UN climate change conference COP25 declares failure
16 December 2019
The Conference of Parties to the UN summit on climate action (COP25) declared failure on Sunday, after failing to act on 2019 goals, parties to the conference made fresh call for action to mitigate climate change, and called for strengthened urgency for bridging the emission gaps in the new 2020 climate plans.
“COP25’s final decision text “re-emphasises with serious concern the urgent need to address the significant gap between the aggregate effect of Parties’ mitigation efforts in terms of global annual emissions of greenhouse gases by 2020 (…)”, at the same time that it “stresses the urgency of enhanced ambition in order to ensure the highest possible mitigation and adaptation efforts by all Parties,” reads the a text issued by the COP25 on Sunday morning.
The text, however, is vague in stating, “in light of climate urgency encourages parties to submit enhanced NDCs in 2020”.
Negotiators failed to reach an outcome on carbon markets. In the final hours of negotiations, over 30 governments joined behind the San Jose Principles in an effort to preserve the integrity of carbon market rules and prevent loopholes and the ability for double-counting carbon credits.
Santiago network established to lead more work on implementation to minimize, avoid and recover from loss and damage. However, the final text is weaker than the previous version.
In term of finance, it “urges” scale up of support by developed countries and other Parties in a position to do so, as well as private and non-governmental organisations, funds and other stakeholders; but then only invites the Green Climate Fund (GCF) Board to continue providing resources for loss and damage, and invites it to take into account, within its mandate, the strategic work streams of the WIM executive committee.
Governments have failed to respond to the emergency of the climate crisis as the talks fell victim to major differences between countries that are proving hard to resolve.
Observers of the summit in Madrid held G20 countries – especially with the US, Brazil, Australia, Saudi Arabia – and major oil, gas and coal companies responsible for undermining the climate ambition and blocking the progress for better response to this global challenge.
Canada, Japan, China and India were also faulted for their complacency as they failed to support vulnerable nations in the face of brutal impacts and push for a more robust collective response in 2020.
The EU tried to play its role as bridge-builder between developing and developed countries. However, it will take a major diplomatic push and bigger leadership alliance to deliver substantial outcomes at COP26 in Glasgow.
The United Nations is expected to begin new work on the ocean and climate change and consider measures to strengthen mitigation and adaptation action, while also considering related climate change action on land.
According to the UN, the next 14 months are critical for global efforts to control greenhouse gas emissions, which hit a record high in 2018. Under the Paris Agreement, governments agreed to update their climate plans by 2020.
UN Secretary-General Antonio Guterres said he was "disappointed" by the results of a major UN climate summit in Madrid, calling it a missed opportunity to tackle the global warming crisis.
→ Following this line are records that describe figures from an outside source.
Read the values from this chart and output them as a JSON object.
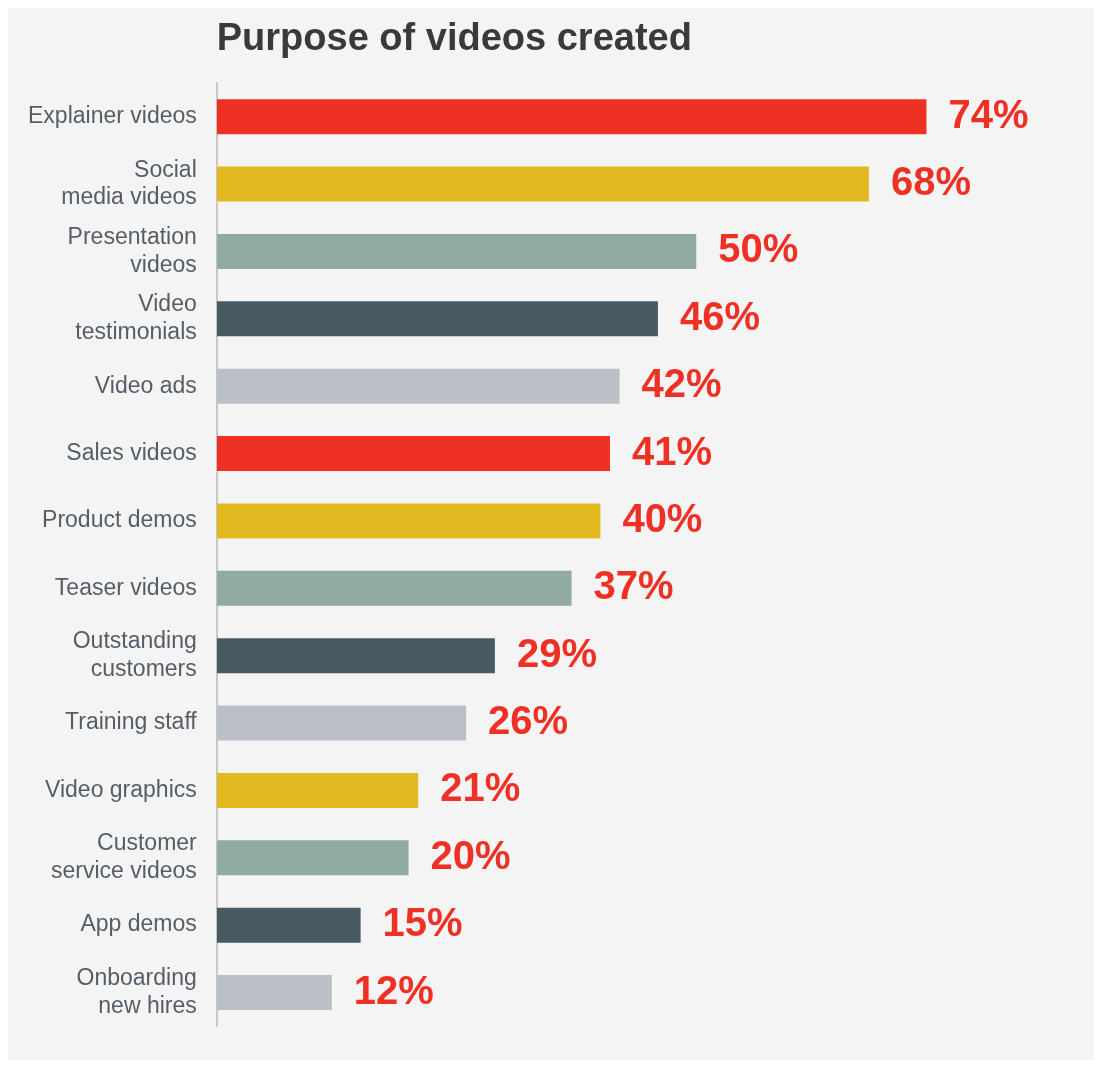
{
  "chart_data": {
    "type": "bar",
    "orientation": "horizontal",
    "title": "Purpose of videos created",
    "categories": [
      "Explainer videos",
      "Social media videos",
      "Presentation videos",
      "Video testimonials",
      "Video ads",
      "Sales videos",
      "Product demos",
      "Teaser videos",
      "Outstanding customers",
      "Training staff",
      "Video graphics",
      "Customer service videos",
      "App demos",
      "Onboarding new hires"
    ],
    "values": [
      74,
      68,
      50,
      46,
      42,
      41,
      40,
      37,
      29,
      26,
      21,
      20,
      15,
      12
    ],
    "colors": [
      "#ee3124",
      "#e3b920",
      "#92aba0",
      "#4a5a63",
      "#bbbfc7",
      "#ee3124",
      "#e3b920",
      "#92aba0",
      "#4a5a63",
      "#bbbfc7",
      "#e3b920",
      "#92aba0",
      "#4a5a63",
      "#bbbfc7"
    ],
    "value_labels": [
      "74%",
      "68%",
      "50%",
      "46%",
      "42%",
      "41%",
      "40%",
      "37%",
      "29%",
      "26%",
      "21%",
      "20%",
      "15%",
      "12%"
    ],
    "grid": false,
    "legend": false
  }
}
Guterres issued the statement as the COP25 concluded its marathon meeting voicing "the urgent need" for new carbon cutting commitments but falling well short of what was required.
"I am disappointed with the results of COP25," Guterres said. "The international community lost an important opportunity to show increased ambition on mitigation, adaptation and finance to tackle the climate crisis."
COP25 brought together representatives of nearly 200 countries to finalise implementation of the 2015 Paris Agreement to limit the rise in global temperatures to less than two degrees Celsius (3.6 Fahrenheit).
But the talks risked collapsing on Saturday after all-night negotiations left countries more divided than ever over on how to fight global warming and pay for its ravages.
Competing national interests proved insurmountable despite global calls for action in the face of extreme weather phenomena and increasingly dire warnings from climate scientists.
"We must not give up and I will not give up," Guterres said.
"I'm more determined than ever to work for 2020 to be the year in which all countries commit to do what science tells us is necessary to reach carbon neutrality in 2050 and a no more than 1.5-degree temperature rise.